Let’s Encrypt, the world’s most popular free certificate authority, has announced yet another new feature: the rollout of free TLS/SSL certificates for IP addresses. This move allows organizations and individuals to secure direct IP address connections without the hefty price tag previously associated with such certificates.
A Game-Changer for IP Security
Until now, obtaining a trusted SSL certificate for an IP address required turning to commercial providers, often costing between $40 and $90 per year. This barrier made it difficult for many to secure services that don’t use domain names—such as IoT devices, internal networks, or APIs. Let’s Encrypt’s new offering democratizes access to encryption for these use cases.
Key Features and Technical Details
The new IP address certificates come with several important characteristics:
- Short Lifespan: Unlike Let’s Encrypt’s standard 90-day domain certificates, IP address certificates are valid for just six days. This short validity period minimizes the risk if a certificate is compromised and encourages users to automate renewals.
- Gradual Rollout: The feature is currently available in Let’s Encrypt’s staging environment, with general availability in production expected later in 2025. Select partners have been granted early access for testing and feedback.
- Supported Validation Methods: Only the http-01 and tls-alpn-01 ACME challenge methods are supported for proving control over an IP address. DNS-based validation is not available for IP addresses.
- Client Requirements: ACME clients must support the “shortlived” profile as defined in the draft ACME Profiles specification. Some client software may require updates to be compatible with this new feature.
Who Benefits?
While the majority of web traffic relies on domain names, there are many scenarios where securing an IP address directly is valuable:
- Public IP Landing Pages: Services like Google’s 8.8.8.8 or Cloudflare’s 1.1.1.1 can now offer secure landing pages directly on their IPs.

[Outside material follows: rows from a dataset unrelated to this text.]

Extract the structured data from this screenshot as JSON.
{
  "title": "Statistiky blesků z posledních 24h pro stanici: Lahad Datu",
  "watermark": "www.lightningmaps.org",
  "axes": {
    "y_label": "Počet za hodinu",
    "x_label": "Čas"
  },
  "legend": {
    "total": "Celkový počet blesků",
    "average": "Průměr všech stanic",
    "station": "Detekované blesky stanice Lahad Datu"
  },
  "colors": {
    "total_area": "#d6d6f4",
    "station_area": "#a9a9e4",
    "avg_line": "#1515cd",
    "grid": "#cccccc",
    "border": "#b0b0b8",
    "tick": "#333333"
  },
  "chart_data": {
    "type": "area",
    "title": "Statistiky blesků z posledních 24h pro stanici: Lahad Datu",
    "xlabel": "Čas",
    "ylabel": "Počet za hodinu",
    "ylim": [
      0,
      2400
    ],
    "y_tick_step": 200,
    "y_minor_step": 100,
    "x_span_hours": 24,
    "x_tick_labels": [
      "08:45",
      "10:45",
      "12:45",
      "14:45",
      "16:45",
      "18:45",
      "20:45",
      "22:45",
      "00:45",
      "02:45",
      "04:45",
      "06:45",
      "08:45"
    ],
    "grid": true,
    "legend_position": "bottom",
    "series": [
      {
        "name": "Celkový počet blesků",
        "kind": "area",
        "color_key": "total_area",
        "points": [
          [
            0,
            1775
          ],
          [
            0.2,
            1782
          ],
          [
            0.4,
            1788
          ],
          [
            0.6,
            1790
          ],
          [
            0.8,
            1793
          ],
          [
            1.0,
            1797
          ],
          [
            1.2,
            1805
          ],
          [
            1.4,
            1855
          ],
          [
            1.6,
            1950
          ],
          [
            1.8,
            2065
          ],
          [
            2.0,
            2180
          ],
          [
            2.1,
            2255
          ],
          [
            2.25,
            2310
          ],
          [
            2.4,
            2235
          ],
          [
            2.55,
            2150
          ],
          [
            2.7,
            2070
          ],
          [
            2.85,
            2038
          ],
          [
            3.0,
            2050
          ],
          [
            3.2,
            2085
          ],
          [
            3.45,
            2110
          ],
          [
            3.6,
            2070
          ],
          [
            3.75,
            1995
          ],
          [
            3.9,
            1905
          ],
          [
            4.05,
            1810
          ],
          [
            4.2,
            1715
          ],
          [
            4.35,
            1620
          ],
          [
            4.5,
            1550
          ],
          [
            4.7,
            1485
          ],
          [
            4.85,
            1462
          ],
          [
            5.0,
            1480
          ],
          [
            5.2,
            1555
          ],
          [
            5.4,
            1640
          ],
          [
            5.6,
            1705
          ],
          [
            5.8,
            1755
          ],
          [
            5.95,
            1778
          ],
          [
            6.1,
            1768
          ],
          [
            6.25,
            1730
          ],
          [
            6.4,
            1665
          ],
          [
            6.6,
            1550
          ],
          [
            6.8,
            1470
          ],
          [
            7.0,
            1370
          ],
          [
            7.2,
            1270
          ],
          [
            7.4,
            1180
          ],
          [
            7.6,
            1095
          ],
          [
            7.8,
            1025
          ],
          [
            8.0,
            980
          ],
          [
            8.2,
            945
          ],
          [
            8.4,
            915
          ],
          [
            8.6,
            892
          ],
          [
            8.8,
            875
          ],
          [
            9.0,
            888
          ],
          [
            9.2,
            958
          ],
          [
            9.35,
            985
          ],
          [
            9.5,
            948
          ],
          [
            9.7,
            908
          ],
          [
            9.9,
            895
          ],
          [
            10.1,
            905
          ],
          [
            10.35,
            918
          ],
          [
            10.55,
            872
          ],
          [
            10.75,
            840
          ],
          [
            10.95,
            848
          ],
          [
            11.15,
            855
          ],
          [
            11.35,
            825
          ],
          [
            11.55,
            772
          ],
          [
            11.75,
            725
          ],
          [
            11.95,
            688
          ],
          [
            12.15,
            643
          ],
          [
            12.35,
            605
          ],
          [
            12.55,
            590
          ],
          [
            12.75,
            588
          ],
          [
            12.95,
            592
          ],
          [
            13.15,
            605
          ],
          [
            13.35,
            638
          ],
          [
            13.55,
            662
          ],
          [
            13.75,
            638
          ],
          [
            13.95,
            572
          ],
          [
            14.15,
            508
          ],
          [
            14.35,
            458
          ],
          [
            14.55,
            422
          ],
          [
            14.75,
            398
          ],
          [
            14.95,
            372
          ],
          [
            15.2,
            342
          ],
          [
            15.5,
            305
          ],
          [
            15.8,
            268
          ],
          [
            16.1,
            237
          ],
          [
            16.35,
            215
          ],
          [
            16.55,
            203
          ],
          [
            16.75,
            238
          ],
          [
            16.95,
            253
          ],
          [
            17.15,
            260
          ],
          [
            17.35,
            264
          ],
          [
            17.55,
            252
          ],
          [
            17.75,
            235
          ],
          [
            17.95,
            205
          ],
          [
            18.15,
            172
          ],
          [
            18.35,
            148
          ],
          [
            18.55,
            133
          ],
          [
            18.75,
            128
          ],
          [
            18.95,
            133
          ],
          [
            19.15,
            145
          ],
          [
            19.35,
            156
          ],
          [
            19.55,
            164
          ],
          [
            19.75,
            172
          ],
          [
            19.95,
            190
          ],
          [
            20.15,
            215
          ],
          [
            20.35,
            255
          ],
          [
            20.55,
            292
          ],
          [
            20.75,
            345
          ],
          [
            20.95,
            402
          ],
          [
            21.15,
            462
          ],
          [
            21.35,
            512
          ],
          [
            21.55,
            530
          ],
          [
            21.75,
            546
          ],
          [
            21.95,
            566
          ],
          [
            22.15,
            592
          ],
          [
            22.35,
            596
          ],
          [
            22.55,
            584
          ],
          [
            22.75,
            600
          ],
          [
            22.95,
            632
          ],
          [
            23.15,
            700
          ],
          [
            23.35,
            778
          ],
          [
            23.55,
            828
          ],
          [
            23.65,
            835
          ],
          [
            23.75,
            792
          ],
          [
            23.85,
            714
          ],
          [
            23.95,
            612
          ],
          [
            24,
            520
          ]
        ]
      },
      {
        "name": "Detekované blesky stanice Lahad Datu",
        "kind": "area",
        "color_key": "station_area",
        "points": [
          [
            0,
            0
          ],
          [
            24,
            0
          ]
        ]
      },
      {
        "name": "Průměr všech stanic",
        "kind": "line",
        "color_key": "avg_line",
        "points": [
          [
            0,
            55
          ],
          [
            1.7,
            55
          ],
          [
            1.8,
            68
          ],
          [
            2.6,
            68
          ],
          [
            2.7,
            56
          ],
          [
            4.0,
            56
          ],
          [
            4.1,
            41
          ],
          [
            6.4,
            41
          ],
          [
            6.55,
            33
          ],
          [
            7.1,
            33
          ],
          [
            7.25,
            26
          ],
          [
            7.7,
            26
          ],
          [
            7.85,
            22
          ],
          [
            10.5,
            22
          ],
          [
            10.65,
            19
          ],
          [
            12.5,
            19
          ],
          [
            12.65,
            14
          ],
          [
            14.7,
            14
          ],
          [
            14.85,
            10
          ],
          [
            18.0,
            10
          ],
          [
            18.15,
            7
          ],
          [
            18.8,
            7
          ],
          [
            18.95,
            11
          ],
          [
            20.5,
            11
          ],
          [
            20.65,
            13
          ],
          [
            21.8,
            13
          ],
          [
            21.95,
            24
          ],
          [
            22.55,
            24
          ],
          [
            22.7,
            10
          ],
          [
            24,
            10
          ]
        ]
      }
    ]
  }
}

- Device Security: Network-attached storage, ephemeral cloud servers, and other devices that operate without a domain can now be secured more easily.

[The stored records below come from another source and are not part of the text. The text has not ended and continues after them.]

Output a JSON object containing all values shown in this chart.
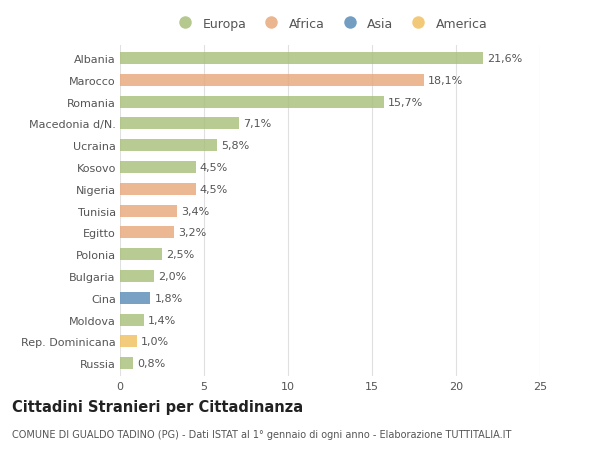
{
  "categories": [
    "Albania",
    "Marocco",
    "Romania",
    "Macedonia d/N.",
    "Ucraina",
    "Kosovo",
    "Nigeria",
    "Tunisia",
    "Egitto",
    "Polonia",
    "Bulgaria",
    "Cina",
    "Moldova",
    "Rep. Dominicana",
    "Russia"
  ],
  "values": [
    21.6,
    18.1,
    15.7,
    7.1,
    5.8,
    4.5,
    4.5,
    3.4,
    3.2,
    2.5,
    2.0,
    1.8,
    1.4,
    1.0,
    0.8
  ],
  "labels": [
    "21,6%",
    "18,1%",
    "15,7%",
    "7,1%",
    "5,8%",
    "4,5%",
    "4,5%",
    "3,4%",
    "3,2%",
    "2,5%",
    "2,0%",
    "1,8%",
    "1,4%",
    "1,0%",
    "0,8%"
  ],
  "continents": [
    "Europa",
    "Africa",
    "Europa",
    "Europa",
    "Europa",
    "Europa",
    "Africa",
    "Africa",
    "Africa",
    "Europa",
    "Europa",
    "Asia",
    "Europa",
    "America",
    "Europa"
  ],
  "continent_colors": {
    "Europa": "#a8c07a",
    "Africa": "#e8a87c",
    "Asia": "#5b8db8",
    "America": "#f0c060"
  },
  "legend_order": [
    "Europa",
    "Africa",
    "Asia",
    "America"
  ],
  "title": "Cittadini Stranieri per Cittadinanza",
  "subtitle": "COMUNE DI GUALDO TADINO (PG) - Dati ISTAT al 1° gennaio di ogni anno - Elaborazione TUTTITALIA.IT",
  "xlim": [
    0,
    25
  ],
  "xticks": [
    0,
    5,
    10,
    15,
    20,
    25
  ],
  "background_color": "#ffffff",
  "grid_color": "#e0e0e0",
  "bar_height": 0.55,
  "label_fontsize": 8,
  "tick_fontsize": 8,
  "title_fontsize": 10.5,
  "subtitle_fontsize": 7
}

- Temporary or Internal Services: System administrators and developers can encrypt connections for short-term server administration or internal APIs.
Important Limitations
There are some caveats to keep in mind:
- Dynamic and Shared IPs: Many IP addresses are not static or are shared among multiple users, which can limit the practicality of these certificates for some scenarios.
- Automation Required: The short six-day lifespan means users must automate certificate renewal and ensure their ACME clients are up to date.